Hampir semua situs perdaban Mesir Kuno terletak di sepanjang aliran Nil. Mudah dimengerti, karena Mesir sebenarnya adalah dataran kering dengan curah hujan hampir nol. Ketika kita menyusuri sungai Nil, kita bisa melihat jelas bagaimana dataran yang dekat dengan Nil begitu hijau dan subur, sedangkan di latar belakangnya gunung-gunung berdesakan tanpa sebatang pun tanaman yang sanggup tumbuh.

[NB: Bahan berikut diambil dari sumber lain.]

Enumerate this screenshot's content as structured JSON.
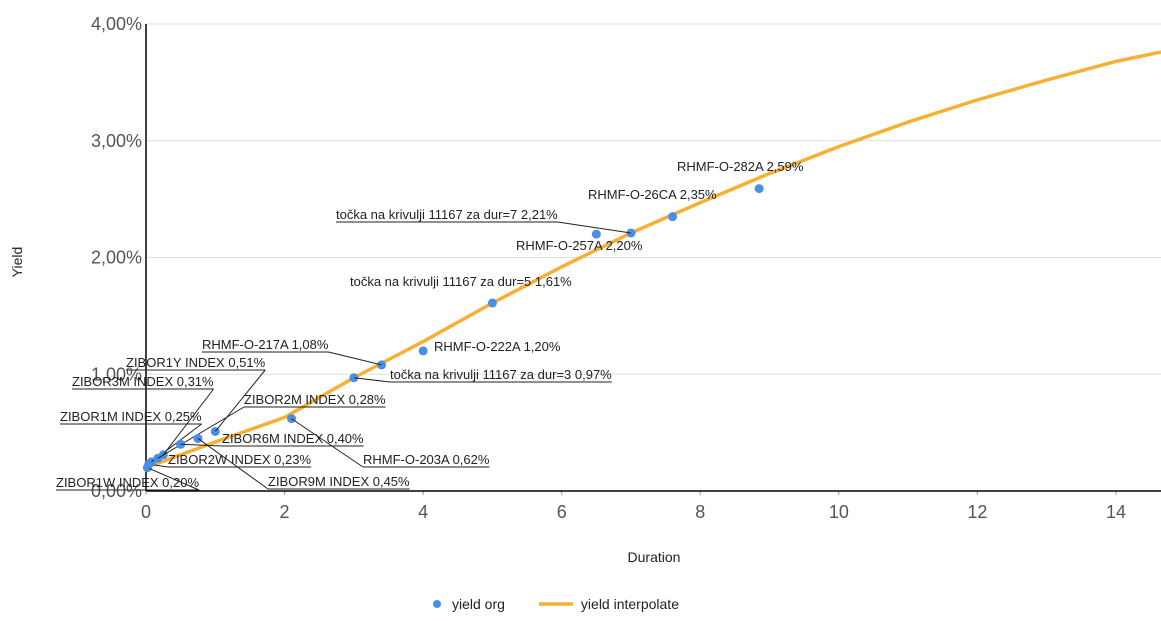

Jadi, untuk napak tilas perdaban Mesir kuno, cara terbaik tentu saja berlayar menyusuri Nil. Sungai Nil mengalir ribuan kilometer membelah Afrika, bermula dari dua sumber: Nil Putih yang bersumber di Danau Victoria (Afrika Tengah) dan Nil Biru yang berhilir di Ethiopia. Kedua sumber ini bertemu di Sudan lalu mengalir membelah padang kering hingga bermuara di Laut Tengah.
Jadi tentu saja saya tidak perlu melayari Nil mulai dari hulu hingga hilir, karena liburan saya cuma seminggu, hehehe...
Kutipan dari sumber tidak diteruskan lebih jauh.